Thomas Kersting: It impacts every element of the child – mental health, physical health, emotional health, social skills, relationships and families.


What is the link between screen time and anxiety?

Thomas Kersting: Tremendous amounts of negative input from never-ending content leaves an imprint on their brains. Plus, pre-adolescence and adolescence is a developmental stage filled with insecurity and anxiety by nature. Pile-on all the time that screens steal from them along with comparison culture, lack of sleep and more, and you’ve got the perfect recipe for anxiety.


How can too much time on electronic devices lead to problems at school or with friends?

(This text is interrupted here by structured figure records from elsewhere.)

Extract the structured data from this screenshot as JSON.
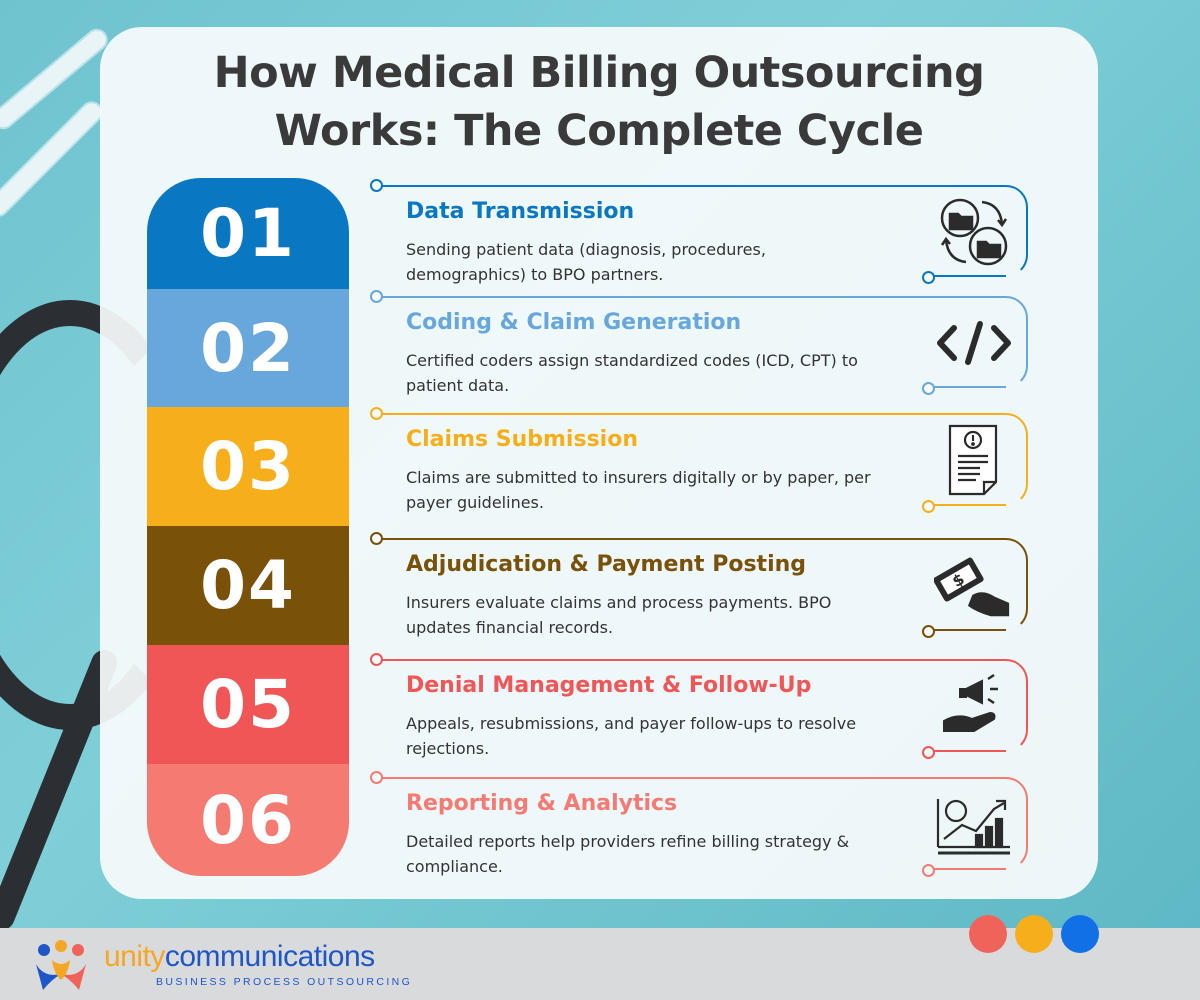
{
  "title": {
    "line1": "How Medical Billing Outsourcing",
    "line2": "Works: The Complete Cycle"
  },
  "steps": [
    {
      "number": "01",
      "title": "Data Transmission",
      "description": "Sending patient data (diagnosis, procedures, demographics) to BPO partners.",
      "color": "#0a77c2",
      "icon": "folder-transfer-icon"
    },
    {
      "number": "02",
      "title": "Coding & Claim Generation",
      "description": "Certified coders assign standardized codes (ICD, CPT) to patient data.",
      "color": "#67a7dc",
      "icon": "code-icon"
    },
    {
      "number": "03",
      "title": "Claims Submission",
      "description": "Claims are submitted to insurers digitally or by paper, per payer guidelines.",
      "color": "#f7ae1b",
      "icon": "document-alert-icon"
    },
    {
      "number": "04",
      "title": "Adjudication & Payment Posting",
      "description": "Insurers evaluate claims and process payments. BPO updates financial records.",
      "color": "#7a5108",
      "icon": "money-hand-icon"
    },
    {
      "number": "05",
      "title": "Denial Management & Follow-Up",
      "description": "Appeals, resubmissions, and payer follow-ups to resolve rejections.",
      "color": "#f05656",
      "icon": "megaphone-hand-icon"
    },
    {
      "number": "06",
      "title": "Reporting & Analytics",
      "description": "Detailed reports help providers refine billing strategy & compliance.",
      "color": "#f47a72",
      "icon": "analytics-chart-icon"
    }
  ],
  "footer": {
    "brand_unity": "unity",
    "brand_communications": "communications",
    "tagline": "BUSINESS PROCESS OUTSOURCING",
    "dot_colors": [
      "#f0635b",
      "#f7ae1b",
      "#1170e6"
    ]
  }
}
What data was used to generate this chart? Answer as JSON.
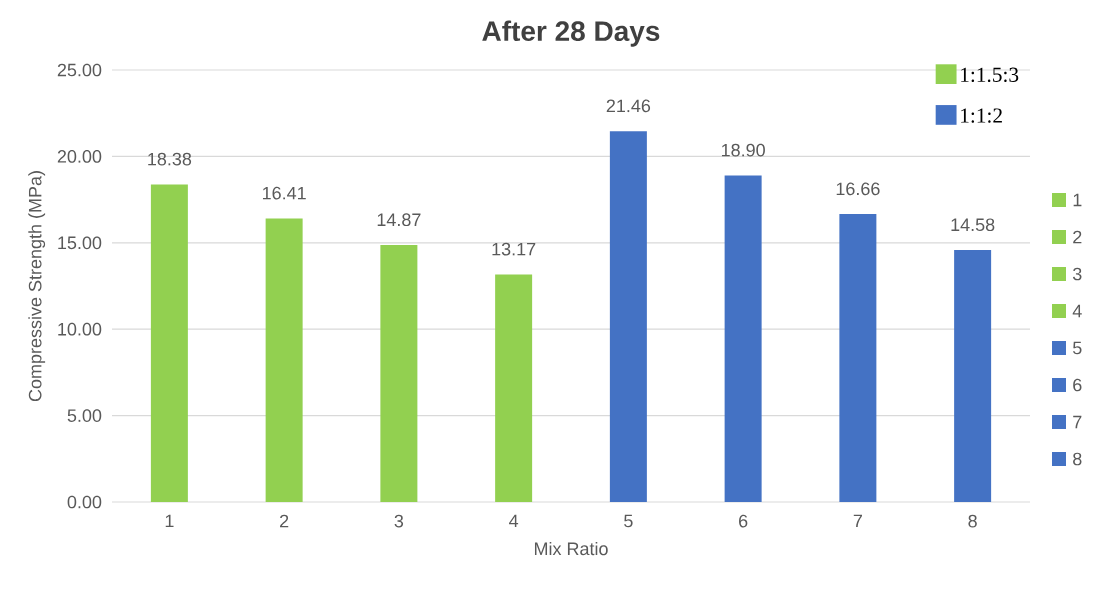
{
  "chart_data": {
    "type": "bar",
    "title": "After 28 Days",
    "xlabel": "Mix Ratio",
    "ylabel": "Compressive Strength (MPa)",
    "categories": [
      "1",
      "2",
      "3",
      "4",
      "5",
      "6",
      "7",
      "8"
    ],
    "series": [
      {
        "name": "1:1.5:3",
        "color": "#92d050",
        "values": [
          18.38,
          16.41,
          14.87,
          13.17,
          null,
          null,
          null,
          null
        ],
        "value_labels": [
          "18.38",
          "16.41",
          "14.87",
          "13.17",
          null,
          null,
          null,
          null
        ]
      },
      {
        "name": "1:1:2",
        "color": "#4472c4",
        "values": [
          null,
          null,
          null,
          null,
          21.46,
          18.9,
          16.66,
          14.58
        ],
        "value_labels": [
          null,
          null,
          null,
          null,
          "21.46",
          "18.90",
          "16.66",
          "14.58"
        ]
      }
    ],
    "ylim": [
      0,
      25
    ],
    "yticks": [
      {
        "value": 0,
        "label": "0.00"
      },
      {
        "value": 5,
        "label": "5.00"
      },
      {
        "value": 10,
        "label": "10.00"
      },
      {
        "value": 15,
        "label": "15.00"
      },
      {
        "value": 20,
        "label": "20.00"
      },
      {
        "value": 25,
        "label": "25.00"
      }
    ],
    "grid": "y",
    "legend": "top right"
  }
}
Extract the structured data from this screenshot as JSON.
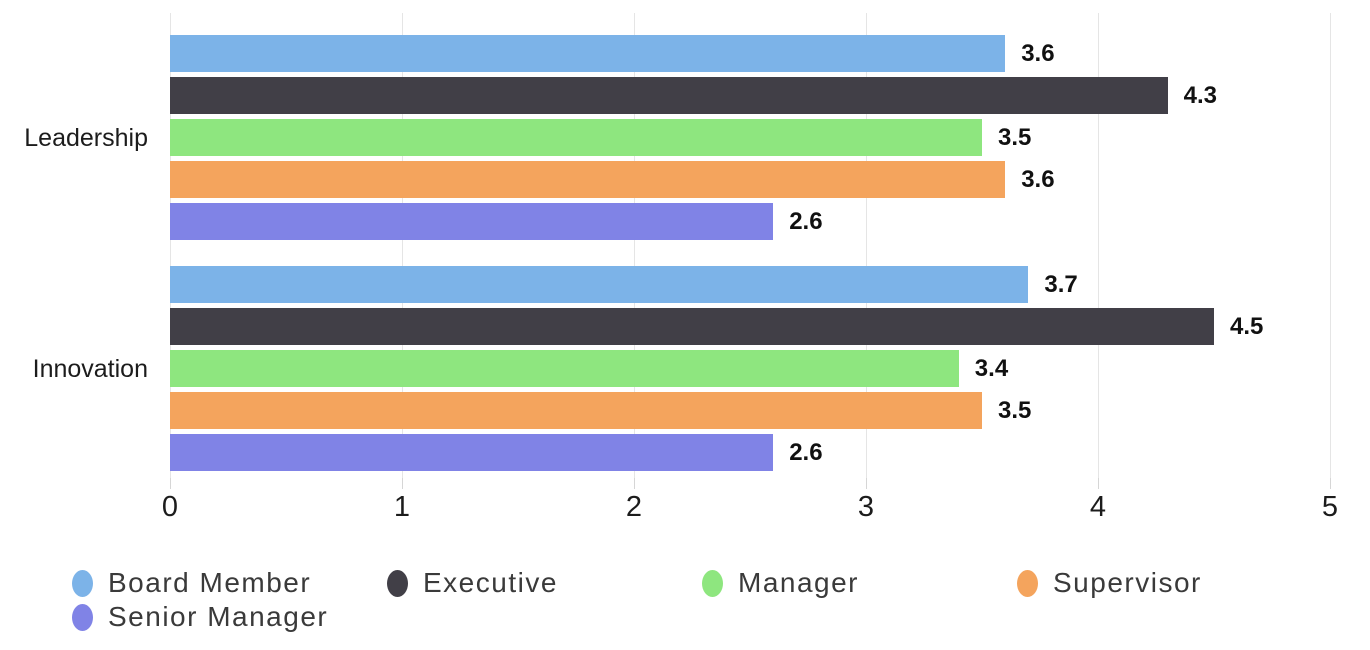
{
  "chart_data": {
    "type": "bar",
    "orientation": "horizontal",
    "title": "",
    "categories": [
      "Leadership",
      "Innovation"
    ],
    "series": [
      {
        "name": "Board Member",
        "color": "#7cb3e8",
        "values": [
          3.6,
          3.7
        ]
      },
      {
        "name": "Executive",
        "color": "#413f47",
        "values": [
          4.3,
          4.5
        ]
      },
      {
        "name": "Manager",
        "color": "#8ee67f",
        "values": [
          3.5,
          3.4
        ]
      },
      {
        "name": "Supervisor",
        "color": "#f4a45d",
        "values": [
          3.6,
          3.5
        ]
      },
      {
        "name": "Senior Manager",
        "color": "#8083e6",
        "values": [
          2.6,
          2.6
        ]
      }
    ],
    "value_labels": [
      [
        "3.6",
        "3.7"
      ],
      [
        "4.3",
        "4.5"
      ],
      [
        "3.5",
        "3.4"
      ],
      [
        "3.6",
        "3.5"
      ],
      [
        "2.6",
        "2.6"
      ]
    ],
    "xlim": [
      0,
      5
    ],
    "x_ticks": [
      "0",
      "1",
      "2",
      "3",
      "4",
      "5"
    ],
    "grid": true,
    "legend_position": "bottom"
  },
  "colors": {
    "background": "#ffffff",
    "gridline": "#e5e5e5",
    "axis_tick": "#d6d6d6",
    "axis_text": "#1c1c1c",
    "value_text": "#111111",
    "legend_text": "#3a3a3a"
  }
}
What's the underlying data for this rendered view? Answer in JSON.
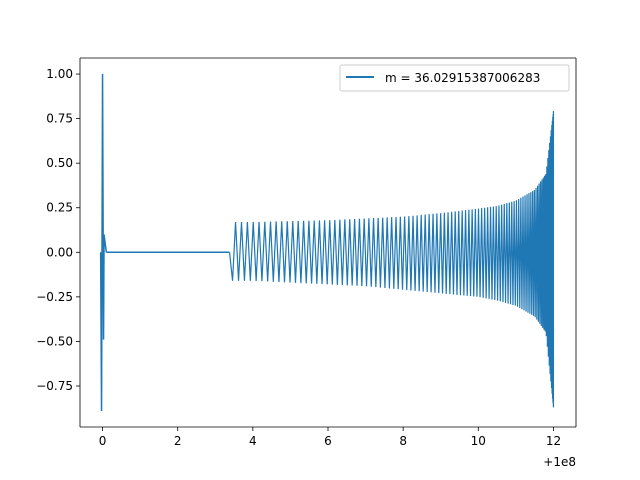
{
  "chart_data": {
    "type": "line",
    "title": "",
    "xlabel": "",
    "ylabel": "",
    "x_offset_label": "+1e8",
    "xlim": [
      -0.6,
      12.6
    ],
    "ylim": [
      -0.98,
      1.09
    ],
    "x_ticks": [
      0,
      2,
      4,
      6,
      8,
      10,
      12
    ],
    "x_tick_labels": [
      "0",
      "2",
      "4",
      "6",
      "8",
      "10",
      "12"
    ],
    "y_ticks": [
      -0.75,
      -0.5,
      -0.25,
      0.0,
      0.25,
      0.5,
      0.75,
      1.0
    ],
    "y_tick_labels": [
      "−0.75",
      "−0.50",
      "−0.25",
      "0.00",
      "0.25",
      "0.50",
      "0.75",
      "1.00"
    ],
    "grid": false,
    "legend_position": "top-right",
    "series": [
      {
        "name": "m = 36.02915387006283",
        "color": "#1f77b4",
        "burst": {
          "x": 0.0,
          "max": 1.0,
          "min": -0.89
        },
        "flat": {
          "x_start": 0.1,
          "x_end": 3.38,
          "value": 0.0
        },
        "chirp_envelope": {
          "x": [
            3.38,
            4,
            5,
            6,
            7,
            8,
            9,
            10,
            10.5,
            11,
            11.5,
            11.8,
            12.0
          ],
          "upper": [
            0.17,
            0.17,
            0.175,
            0.18,
            0.19,
            0.2,
            0.22,
            0.245,
            0.26,
            0.29,
            0.35,
            0.44,
            0.79
          ],
          "lower": [
            -0.16,
            -0.16,
            -0.17,
            -0.18,
            -0.19,
            -0.21,
            -0.23,
            -0.25,
            -0.27,
            -0.3,
            -0.36,
            -0.45,
            -0.87
          ]
        }
      }
    ]
  }
}
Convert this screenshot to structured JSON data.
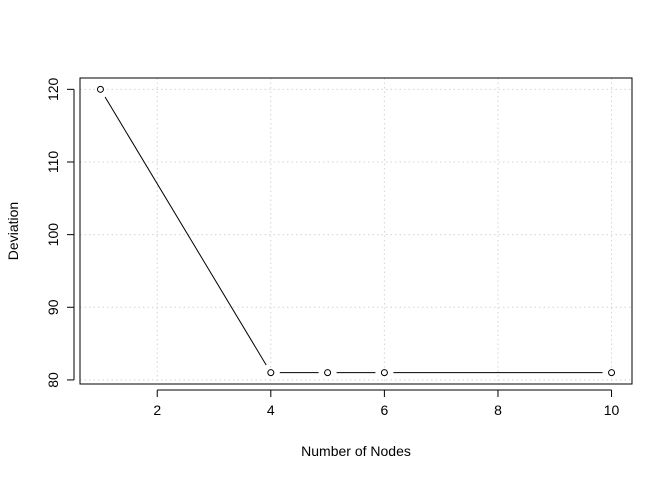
{
  "chart_data": {
    "type": "line",
    "style": "points-connected-by-segments",
    "title": "",
    "xlabel": "Number of Nodes",
    "ylabel": "Deviation",
    "x": [
      1,
      4,
      5,
      6,
      10
    ],
    "y": [
      120,
      81,
      81,
      81,
      81
    ],
    "xticks": [
      2,
      4,
      6,
      8,
      10
    ],
    "yticks": [
      80,
      90,
      100,
      110,
      120
    ],
    "xlim": [
      0.64,
      10.36
    ],
    "ylim": [
      79.44,
      121.56
    ],
    "grid": true,
    "grid_color": "#d3d3d3",
    "point_color": "#000000",
    "line_color": "#000000",
    "legend": "none"
  }
}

Thomas Kersting: Because kids spend around nine hours per day on screens, it takes away the time that is needed for schoolwork. Plus, the stimulation from these screens affects concentration and focus. Add sleep deprivation on top of this. I call social media, “anti-social” media. One cannot develop deep relationships with others when we are constantly hypnotized by a screen.


What can we do as parents given that so much schoolwork and homework now happen on devices?

Thomas Kersting: Parents should gather together and pressure schools to bring back more paper and pencil learning and assignments.


What do you say to the parent who worries that not allowing their children to have a phone or social media may hurt them socially?

Thomas Kersting: Parents need to hang on as long as possible and delay getting their kids phones until late adolescence. Yes, your child will complain but in the long run you will be happy you delayed. I’ve never had a single parent come up to me after a lecture and tell me that the best thing they ever did was get their child a smartphone. However, I’ve had countless parents come up to me and tell me that their biggest regret was getting their child one.


How are kids getting away with more screen time than we parents are aware of?

Thomas Kersting: The majority of middle schoolers and high schoolers are allowed to have the phone in their bedroom at night. A few years ago, I did a survey with 100 high school students that I knew well and were honest with me. I asked them the following question: “What time do you go to school on school nights?” Ninety-two of them responded that they went to bed between 1 and 4 a.m. every night and that their parents had no idea.


How do we strike the right balance between allowing our children to use devices in an appropriate way and overusing them?

Thomas Kersting: The truth is that kids are incapable of being responsible and balanced with the devices. They are designed to be addictive and, because kids’ pre-frontal part of the brain isn’t fully developed, they literally cannot be balanced and responsible with them. That part is up to we the parents.